I am happy to report that there is a solution to the problem with SQLite, however.  A CSV module has been written to overcome this difficulty.  It allows SQLite to query a CSV file directly Using the module is not immediately apparent, so I document the process here:

  1. Decompress the csvfile.zip containing the module source code.
  2. Change to the csvfile/ directory and issue the 'make' command.  If you get an error, it is probably because you don't have the SQLite headers installed (libsqlite3-dev package in Debian/Ubuntu).
  3. Copy the resulting virtcsv.so module to somewhere common, like /usr/local/lib because you will need to load the module each time you query the database you create.
  4. Create a new database with 'sqlite3 nrsl.db'.

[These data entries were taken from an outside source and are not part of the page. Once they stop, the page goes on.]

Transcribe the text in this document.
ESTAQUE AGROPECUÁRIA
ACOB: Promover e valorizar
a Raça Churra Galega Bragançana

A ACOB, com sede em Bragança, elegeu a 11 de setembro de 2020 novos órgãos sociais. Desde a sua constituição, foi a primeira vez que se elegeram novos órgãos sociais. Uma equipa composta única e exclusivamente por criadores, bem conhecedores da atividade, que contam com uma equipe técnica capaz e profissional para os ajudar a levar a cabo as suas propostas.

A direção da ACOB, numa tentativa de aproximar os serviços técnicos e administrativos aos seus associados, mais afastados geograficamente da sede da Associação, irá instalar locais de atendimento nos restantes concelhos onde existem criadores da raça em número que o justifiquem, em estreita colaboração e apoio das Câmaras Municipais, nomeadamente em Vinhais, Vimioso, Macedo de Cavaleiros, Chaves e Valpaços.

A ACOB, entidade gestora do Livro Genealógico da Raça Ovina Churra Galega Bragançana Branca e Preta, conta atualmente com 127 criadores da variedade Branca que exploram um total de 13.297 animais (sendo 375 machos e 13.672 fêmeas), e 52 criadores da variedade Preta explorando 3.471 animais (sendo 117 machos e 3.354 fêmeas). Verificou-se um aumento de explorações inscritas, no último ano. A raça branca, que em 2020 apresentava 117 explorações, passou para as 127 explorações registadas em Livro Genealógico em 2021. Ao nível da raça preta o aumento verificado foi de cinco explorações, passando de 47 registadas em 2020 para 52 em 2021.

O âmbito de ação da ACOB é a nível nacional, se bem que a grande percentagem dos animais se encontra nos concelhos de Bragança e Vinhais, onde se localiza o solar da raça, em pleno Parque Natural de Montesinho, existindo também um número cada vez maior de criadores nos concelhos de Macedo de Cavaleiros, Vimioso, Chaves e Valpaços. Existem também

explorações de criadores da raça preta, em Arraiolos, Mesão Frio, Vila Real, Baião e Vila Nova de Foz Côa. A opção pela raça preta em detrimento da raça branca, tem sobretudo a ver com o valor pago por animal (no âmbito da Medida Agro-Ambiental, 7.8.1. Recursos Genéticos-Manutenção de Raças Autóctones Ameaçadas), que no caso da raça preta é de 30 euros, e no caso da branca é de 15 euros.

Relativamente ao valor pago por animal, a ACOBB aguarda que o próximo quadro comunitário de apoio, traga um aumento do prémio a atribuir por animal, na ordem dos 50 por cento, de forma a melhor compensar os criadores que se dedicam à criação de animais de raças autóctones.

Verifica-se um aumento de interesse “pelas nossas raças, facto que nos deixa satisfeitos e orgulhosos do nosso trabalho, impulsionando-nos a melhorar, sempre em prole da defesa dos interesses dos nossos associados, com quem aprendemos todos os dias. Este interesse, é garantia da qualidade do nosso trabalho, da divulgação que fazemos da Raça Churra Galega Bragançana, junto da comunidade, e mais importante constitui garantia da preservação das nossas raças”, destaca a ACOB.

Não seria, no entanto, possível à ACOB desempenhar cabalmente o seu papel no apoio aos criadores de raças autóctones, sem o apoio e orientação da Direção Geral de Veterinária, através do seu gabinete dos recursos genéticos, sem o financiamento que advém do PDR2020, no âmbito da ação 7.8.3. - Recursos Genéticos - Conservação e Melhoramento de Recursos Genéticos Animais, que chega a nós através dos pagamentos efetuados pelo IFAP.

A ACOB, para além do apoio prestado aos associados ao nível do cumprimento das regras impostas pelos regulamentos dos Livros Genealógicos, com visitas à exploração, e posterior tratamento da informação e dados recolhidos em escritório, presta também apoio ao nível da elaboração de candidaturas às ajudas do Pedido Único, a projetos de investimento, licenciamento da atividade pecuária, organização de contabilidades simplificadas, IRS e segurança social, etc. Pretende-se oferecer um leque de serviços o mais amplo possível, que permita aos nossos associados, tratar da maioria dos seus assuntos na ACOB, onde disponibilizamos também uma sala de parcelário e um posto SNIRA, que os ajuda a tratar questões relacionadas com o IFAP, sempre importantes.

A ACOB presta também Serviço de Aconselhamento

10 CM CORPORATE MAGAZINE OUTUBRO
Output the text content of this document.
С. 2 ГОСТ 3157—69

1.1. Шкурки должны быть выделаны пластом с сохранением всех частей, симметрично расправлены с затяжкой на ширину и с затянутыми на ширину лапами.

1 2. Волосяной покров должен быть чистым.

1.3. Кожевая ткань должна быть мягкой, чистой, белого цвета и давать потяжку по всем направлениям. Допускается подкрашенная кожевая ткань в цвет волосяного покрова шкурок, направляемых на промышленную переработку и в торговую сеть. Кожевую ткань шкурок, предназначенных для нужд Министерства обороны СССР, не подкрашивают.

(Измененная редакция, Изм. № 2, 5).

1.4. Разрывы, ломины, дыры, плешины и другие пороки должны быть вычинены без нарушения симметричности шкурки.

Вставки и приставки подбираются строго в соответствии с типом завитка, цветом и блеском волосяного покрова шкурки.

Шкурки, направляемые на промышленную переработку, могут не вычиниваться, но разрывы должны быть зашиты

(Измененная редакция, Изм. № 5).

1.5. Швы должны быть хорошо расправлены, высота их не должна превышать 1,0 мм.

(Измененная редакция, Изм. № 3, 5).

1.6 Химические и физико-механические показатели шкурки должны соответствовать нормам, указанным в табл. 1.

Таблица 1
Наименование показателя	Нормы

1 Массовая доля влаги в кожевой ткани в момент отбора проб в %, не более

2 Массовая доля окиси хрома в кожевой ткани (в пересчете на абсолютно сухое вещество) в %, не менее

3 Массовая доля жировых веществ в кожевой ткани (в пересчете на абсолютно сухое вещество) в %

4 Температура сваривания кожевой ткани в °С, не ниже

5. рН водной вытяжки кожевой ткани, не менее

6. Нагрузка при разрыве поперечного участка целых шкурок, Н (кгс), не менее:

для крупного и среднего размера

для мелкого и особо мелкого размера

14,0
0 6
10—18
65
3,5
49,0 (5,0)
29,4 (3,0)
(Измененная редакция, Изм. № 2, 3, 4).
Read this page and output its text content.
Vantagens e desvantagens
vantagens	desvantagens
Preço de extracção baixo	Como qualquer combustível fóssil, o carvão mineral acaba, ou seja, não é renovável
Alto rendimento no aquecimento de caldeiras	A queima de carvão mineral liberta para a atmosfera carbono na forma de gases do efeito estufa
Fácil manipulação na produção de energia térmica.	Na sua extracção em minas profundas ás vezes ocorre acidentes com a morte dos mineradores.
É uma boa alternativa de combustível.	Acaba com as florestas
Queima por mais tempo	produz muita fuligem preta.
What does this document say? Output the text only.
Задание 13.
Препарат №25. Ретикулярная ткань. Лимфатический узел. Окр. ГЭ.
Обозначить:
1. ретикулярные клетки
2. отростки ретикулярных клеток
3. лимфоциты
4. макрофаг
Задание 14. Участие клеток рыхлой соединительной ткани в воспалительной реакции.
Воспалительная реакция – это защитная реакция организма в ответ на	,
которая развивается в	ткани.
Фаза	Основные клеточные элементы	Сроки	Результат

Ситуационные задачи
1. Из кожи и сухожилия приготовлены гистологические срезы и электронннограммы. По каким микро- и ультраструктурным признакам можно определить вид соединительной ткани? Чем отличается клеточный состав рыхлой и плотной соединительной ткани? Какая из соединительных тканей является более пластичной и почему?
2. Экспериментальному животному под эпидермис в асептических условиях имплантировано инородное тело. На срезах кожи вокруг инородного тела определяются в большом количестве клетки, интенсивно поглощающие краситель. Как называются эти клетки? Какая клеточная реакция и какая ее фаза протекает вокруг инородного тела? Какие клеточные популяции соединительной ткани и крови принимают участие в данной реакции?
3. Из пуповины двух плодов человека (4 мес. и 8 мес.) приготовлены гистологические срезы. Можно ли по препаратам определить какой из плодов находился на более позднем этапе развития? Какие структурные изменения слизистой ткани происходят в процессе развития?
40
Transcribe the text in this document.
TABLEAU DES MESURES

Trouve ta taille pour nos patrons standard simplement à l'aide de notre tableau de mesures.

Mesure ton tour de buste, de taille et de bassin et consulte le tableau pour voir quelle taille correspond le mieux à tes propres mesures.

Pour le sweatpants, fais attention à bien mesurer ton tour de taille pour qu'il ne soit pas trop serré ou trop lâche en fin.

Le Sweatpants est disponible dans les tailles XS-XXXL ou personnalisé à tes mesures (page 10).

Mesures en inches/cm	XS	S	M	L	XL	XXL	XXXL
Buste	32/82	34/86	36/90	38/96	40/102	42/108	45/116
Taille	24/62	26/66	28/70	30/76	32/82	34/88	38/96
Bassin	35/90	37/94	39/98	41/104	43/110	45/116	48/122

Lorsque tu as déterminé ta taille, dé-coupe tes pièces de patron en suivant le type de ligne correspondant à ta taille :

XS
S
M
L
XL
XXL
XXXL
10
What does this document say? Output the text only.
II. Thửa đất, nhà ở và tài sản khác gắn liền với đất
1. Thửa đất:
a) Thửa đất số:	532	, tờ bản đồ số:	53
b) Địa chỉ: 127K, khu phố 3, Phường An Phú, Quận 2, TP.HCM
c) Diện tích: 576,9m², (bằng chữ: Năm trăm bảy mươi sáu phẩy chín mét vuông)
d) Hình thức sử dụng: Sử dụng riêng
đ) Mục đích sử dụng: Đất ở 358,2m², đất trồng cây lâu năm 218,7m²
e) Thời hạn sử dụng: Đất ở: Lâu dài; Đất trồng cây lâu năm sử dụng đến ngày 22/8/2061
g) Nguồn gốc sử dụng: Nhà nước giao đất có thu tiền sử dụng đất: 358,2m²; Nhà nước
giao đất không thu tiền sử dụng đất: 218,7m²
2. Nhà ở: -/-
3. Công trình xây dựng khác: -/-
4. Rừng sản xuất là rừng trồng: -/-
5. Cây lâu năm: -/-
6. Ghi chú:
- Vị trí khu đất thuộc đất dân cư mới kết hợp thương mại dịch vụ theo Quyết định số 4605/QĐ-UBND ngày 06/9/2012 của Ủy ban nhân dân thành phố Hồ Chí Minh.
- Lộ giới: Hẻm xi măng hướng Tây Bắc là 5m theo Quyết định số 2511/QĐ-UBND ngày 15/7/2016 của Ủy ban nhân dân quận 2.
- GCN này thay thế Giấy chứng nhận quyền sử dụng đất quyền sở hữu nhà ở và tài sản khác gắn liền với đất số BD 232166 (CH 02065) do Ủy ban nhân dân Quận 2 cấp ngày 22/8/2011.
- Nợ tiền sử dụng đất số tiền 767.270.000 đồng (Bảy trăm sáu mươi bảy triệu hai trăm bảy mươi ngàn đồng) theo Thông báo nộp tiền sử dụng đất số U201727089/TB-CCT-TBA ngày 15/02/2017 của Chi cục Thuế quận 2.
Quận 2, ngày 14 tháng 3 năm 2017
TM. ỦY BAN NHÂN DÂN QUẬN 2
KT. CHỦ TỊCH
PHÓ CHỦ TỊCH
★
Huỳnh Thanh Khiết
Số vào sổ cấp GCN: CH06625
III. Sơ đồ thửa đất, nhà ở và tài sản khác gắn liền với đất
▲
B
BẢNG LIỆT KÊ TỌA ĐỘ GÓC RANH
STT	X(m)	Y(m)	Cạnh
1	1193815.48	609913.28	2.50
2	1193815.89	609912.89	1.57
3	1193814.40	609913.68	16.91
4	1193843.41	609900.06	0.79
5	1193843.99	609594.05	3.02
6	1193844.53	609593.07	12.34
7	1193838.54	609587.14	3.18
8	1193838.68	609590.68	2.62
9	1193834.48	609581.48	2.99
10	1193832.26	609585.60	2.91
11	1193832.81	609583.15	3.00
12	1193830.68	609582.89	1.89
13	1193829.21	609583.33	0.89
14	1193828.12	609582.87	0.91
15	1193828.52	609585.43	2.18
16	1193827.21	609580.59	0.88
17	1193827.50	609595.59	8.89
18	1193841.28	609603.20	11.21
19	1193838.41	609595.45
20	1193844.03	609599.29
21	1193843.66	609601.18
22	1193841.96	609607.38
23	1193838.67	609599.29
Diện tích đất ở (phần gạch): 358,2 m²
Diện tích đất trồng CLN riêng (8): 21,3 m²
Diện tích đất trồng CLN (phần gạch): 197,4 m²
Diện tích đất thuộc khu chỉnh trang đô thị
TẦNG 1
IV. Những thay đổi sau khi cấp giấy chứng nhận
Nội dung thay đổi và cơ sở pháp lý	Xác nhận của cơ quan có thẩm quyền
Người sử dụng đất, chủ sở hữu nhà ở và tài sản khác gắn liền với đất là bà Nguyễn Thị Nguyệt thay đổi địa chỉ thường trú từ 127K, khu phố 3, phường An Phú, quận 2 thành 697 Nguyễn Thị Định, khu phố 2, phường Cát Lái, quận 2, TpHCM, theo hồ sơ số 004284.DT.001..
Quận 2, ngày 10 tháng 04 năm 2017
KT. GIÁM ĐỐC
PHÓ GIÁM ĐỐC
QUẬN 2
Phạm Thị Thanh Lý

  5. Load the CSV module at the SQLite prompt with '.load /usr/local/lib/virtcsv.so'
  6. Create a virtual table to connect to the NSRLFile.txt at the SQLite prompt with 'CREATE VIRTUAL TABLE hashes USING CSVFILE(NSRLFile.txt, CP1252, ',', '"');' where:
    • hashes is the table name you are creating
    • NSRLFile.txt is the CSV file you are attaching
    • CP1252 is the code page Windows Latin 1 (default)
    • , (comma) is the field separator in the CSV file (default is ';' [semicolon])
    • " (double quote) is the string delimiter (default)
  7. View a sample of the data with 'select * from hashes limit 10;'
The process above shows the process for importing one file.  The fact of the matter is, that if you concatenate the four NSRLFile.txt files provided by the NSRL, the file is too large for SQLite to handle.  The files need to be imported to individual tables and queried together to produce hash sets.  Further, Indexes should be created to speed queries (Edit: SQLite will not allow virtual tables to be indexed, so the data must be imported to regular table.  I have written a script to automate this, see below.).  I won't go into those process here, but a good online tutorial for using SQL can be found at W3Schools.  Keep in mind that SQL (shown at W3Schools) and SQLite have some differences, but there are few inconsistencies for basic database query.

Edit:  I've written two scripts to automate the process.  The first, 'getnsrl', will mount the four RDS .iso files and extract/rename the NSRLFile.txt csv files to ready them for processing.  The second, 'mknsrl', will create virtual tables from each csv file and import them into a 'hashes' table.  It will also index the table based on the operating system the files come from to speed searches and hash table exports.